Wow. Kkfan That is fast. I still have to bug my doctor to talk about palliative care. But 18 months ago I went through fast with my late wife. Six weeks from diagnosis to death in hospice.
I know the feeling of the world being out of control. And I know how important the hard conversations are. And making memories. Just the telling people can be a challenge in itself.
I'm making the assumption that palliative care is in place because they are not attempting any treatment. But know that in our case palliative care was a blessing. They made pain management possible and made our limited time together precious and important.
Are there any questions that we can help you with?
I am so sorry for your husbands diagnosis.
I understand how overwhelming this will be for you both.
Please post here if you need support from those of us who have travelled the cancer diagnosis journey.
I am a lung cancer patient but fortunately to date it is non metastatic but do understand your fear.
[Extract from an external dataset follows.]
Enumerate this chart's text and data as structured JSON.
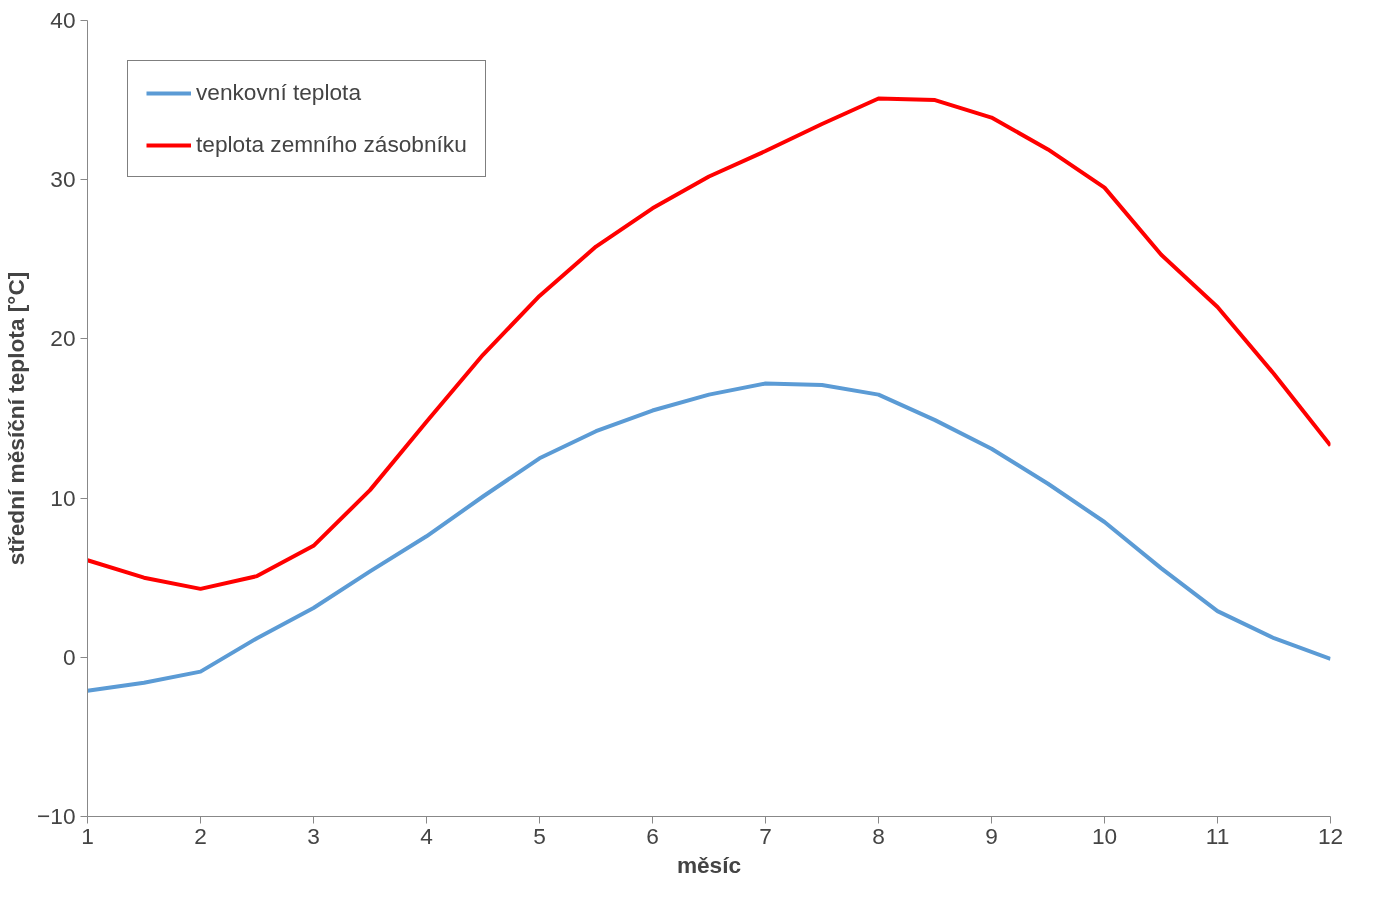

I have so much fear and anger, and with covid complicating everything, we both feel very alone. His care has been amazing, but such a roller coaster. We were told it was throughout his body and referred to palliative. Then, after a bone scan, his thoracic surgeon said no, not in his bones. We had such hope for 10 days. Lung biopsy was done and the radiologist called to say yes, it was in his bones. We crashed back to earth quickly. Palliative has told me what to say when I call the final ambulance. Just too quick, but we both understand that quality of life is important also. I spend a lot of time just being strong for him. I know I am needing to look after me, but it's hard
So common it has a name - we call it the Emotional Roller Coaster. There are some pretty steep drops and some tough curves in the cancer Coaster.
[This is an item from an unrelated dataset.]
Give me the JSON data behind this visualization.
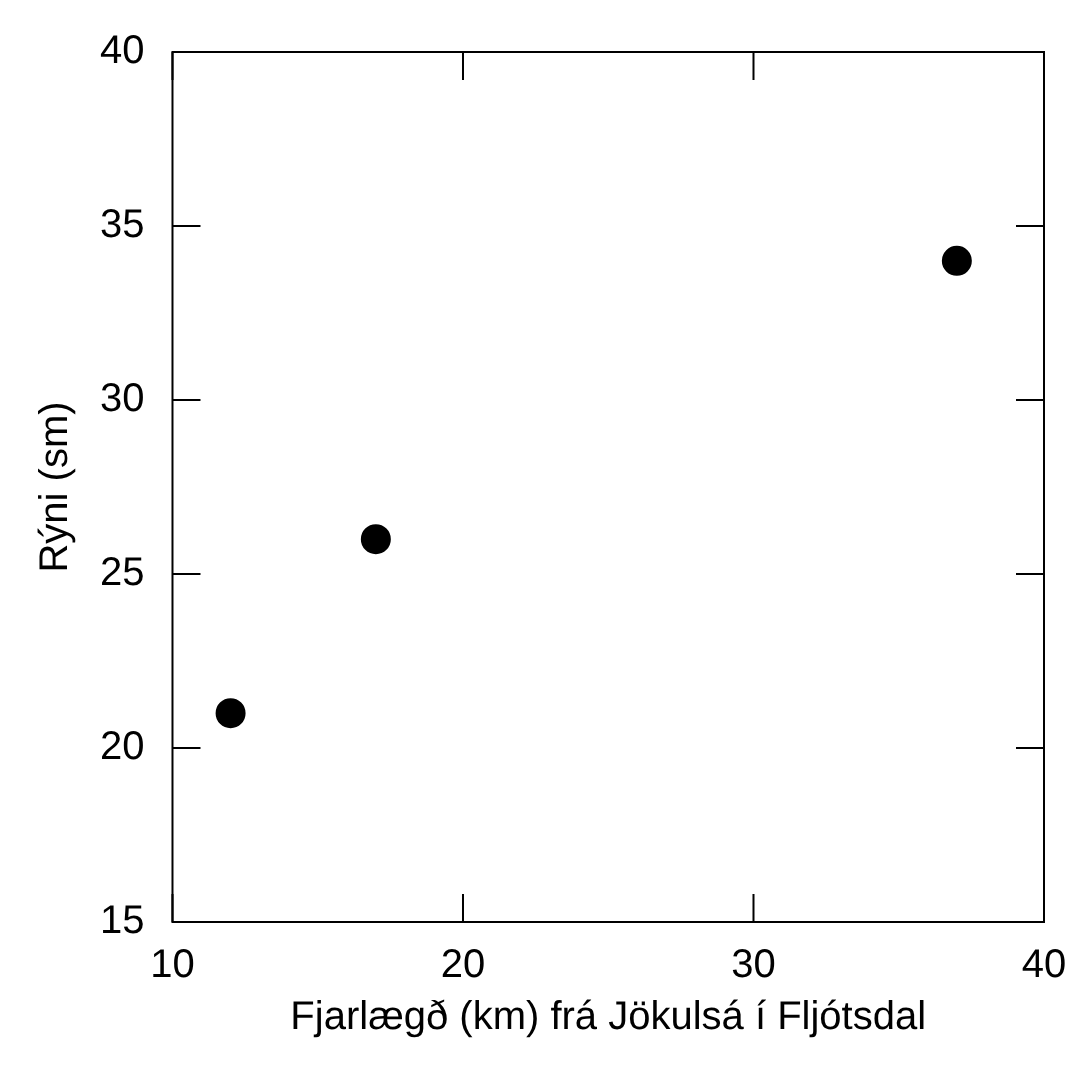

I found when looking after my wife, I wanted to do it all myself. I couldn't. I needed breaks. I had my own cancer treatment going on so I had to make space for that. I had to look after myself. Eating was a challenge for me. Who wants to make a meal when you have been in hospice for twelve hours with an hour drive on either end? Sleeping was a challenge. Thoughts charging through my head, all the things that need to be done. And exercising definitely took a stern talking to get myself going. Yet to be present for her I needed to do all these things. Self care isn't selfish. It is what allows us to process and truly help in this time.
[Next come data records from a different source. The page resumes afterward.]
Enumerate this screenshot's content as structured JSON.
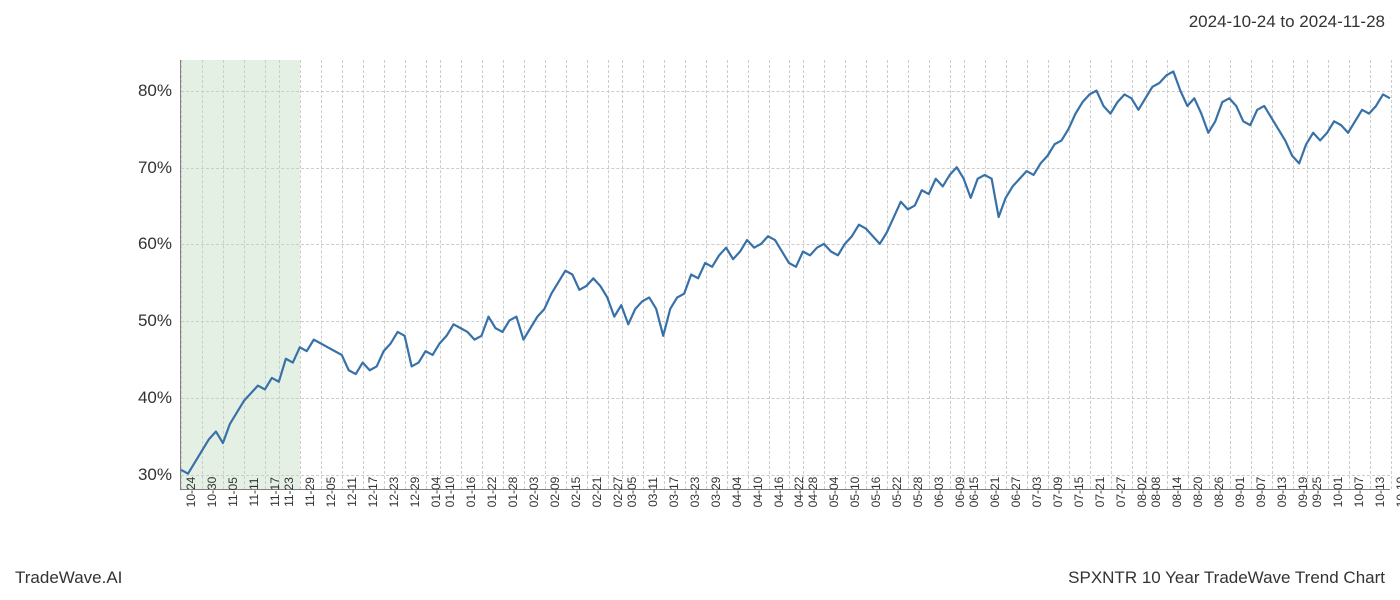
{
  "date_range": "2024-10-24 to 2024-11-28",
  "footer_left": "TradeWave.AI",
  "footer_right": "SPXNTR 10 Year TradeWave Trend Chart",
  "chart": {
    "type": "line",
    "line_color": "#3871a8",
    "line_width": 2.2,
    "background_color": "#ffffff",
    "grid_color": "#cccccc",
    "highlight_color": "#d4e6d4",
    "highlight_start_index": 0,
    "highlight_end_index": 6,
    "ylim": [
      28,
      84
    ],
    "ytick_values": [
      30,
      40,
      50,
      60,
      70,
      80
    ],
    "ytick_labels": [
      "30%",
      "40%",
      "50%",
      "60%",
      "70%",
      "80%"
    ],
    "y_label_fontsize": 17,
    "x_label_fontsize": 12,
    "x_labels": [
      "10-24",
      "10-30",
      "11-05",
      "11-11",
      "11-17",
      "11-23",
      "11-29",
      "12-05",
      "12-11",
      "12-17",
      "12-23",
      "12-29",
      "01-04",
      "01-10",
      "01-16",
      "01-22",
      "01-28",
      "02-03",
      "02-09",
      "02-15",
      "02-21",
      "02-27",
      "03-05",
      "03-11",
      "03-17",
      "03-23",
      "03-29",
      "04-04",
      "04-10",
      "04-16",
      "04-22",
      "04-28",
      "05-04",
      "05-10",
      "05-16",
      "05-22",
      "05-28",
      "06-03",
      "06-09",
      "06-15",
      "06-21",
      "06-27",
      "07-03",
      "07-09",
      "07-15",
      "07-21",
      "07-27",
      "08-02",
      "08-08",
      "08-14",
      "08-20",
      "08-26",
      "09-01",
      "09-07",
      "09-13",
      "09-19",
      "09-25",
      "10-01",
      "10-07",
      "10-13",
      "10-19"
    ],
    "values": [
      30.5,
      30.0,
      31.5,
      33.0,
      34.5,
      35.5,
      34.0,
      36.5,
      38.0,
      39.5,
      40.5,
      41.5,
      41.0,
      42.5,
      42.0,
      45.0,
      44.5,
      46.5,
      46.0,
      47.5,
      47.0,
      46.5,
      46.0,
      45.5,
      43.5,
      43.0,
      44.5,
      43.5,
      44.0,
      46.0,
      47.0,
      48.5,
      48.0,
      44.0,
      44.5,
      46.0,
      45.5,
      47.0,
      48.0,
      49.5,
      49.0,
      48.5,
      47.5,
      48.0,
      50.5,
      49.0,
      48.5,
      50.0,
      50.5,
      47.5,
      49.0,
      50.5,
      51.5,
      53.5,
      55.0,
      56.5,
      56.0,
      54.0,
      54.5,
      55.5,
      54.5,
      53.0,
      50.5,
      52.0,
      49.5,
      51.5,
      52.5,
      53.0,
      51.5,
      48.0,
      51.5,
      53.0,
      53.5,
      56.0,
      55.5,
      57.5,
      57.0,
      58.5,
      59.5,
      58.0,
      59.0,
      60.5,
      59.5,
      60.0,
      61.0,
      60.5,
      59.0,
      57.5,
      57.0,
      59.0,
      58.5,
      59.5,
      60.0,
      59.0,
      58.5,
      60.0,
      61.0,
      62.5,
      62.0,
      61.0,
      60.0,
      61.5,
      63.5,
      65.5,
      64.5,
      65.0,
      67.0,
      66.5,
      68.5,
      67.5,
      69.0,
      70.0,
      68.5,
      66.0,
      68.5,
      69.0,
      68.5,
      63.5,
      66.0,
      67.5,
      68.5,
      69.5,
      69.0,
      70.5,
      71.5,
      73.0,
      73.5,
      75.0,
      77.0,
      78.5,
      79.5,
      80.0,
      78.0,
      77.0,
      78.5,
      79.5,
      79.0,
      77.5,
      79.0,
      80.5,
      81.0,
      82.0,
      82.5,
      80.0,
      78.0,
      79.0,
      77.0,
      74.5,
      76.0,
      78.5,
      79.0,
      78.0,
      76.0,
      75.5,
      77.5,
      78.0,
      76.5,
      75.0,
      73.5,
      71.5,
      70.5,
      73.0,
      74.5,
      73.5,
      74.5,
      76.0,
      75.5,
      74.5,
      76.0,
      77.5,
      77.0,
      78.0,
      79.5,
      79.0
    ]
  }
}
Kkfan , there is a small book called A Caregiver’s Guide that is available free from a lot of hospice and palliative care programs. Your social worker should be able to get you one. It covers everything from dealing with your emotional state to how to get a patient from a bed to a wheelchair. Won’t solve your problems, but it might make life a little easier. Hang in there, try not to get overwhelmed. I know, easy to say, not so easy to do.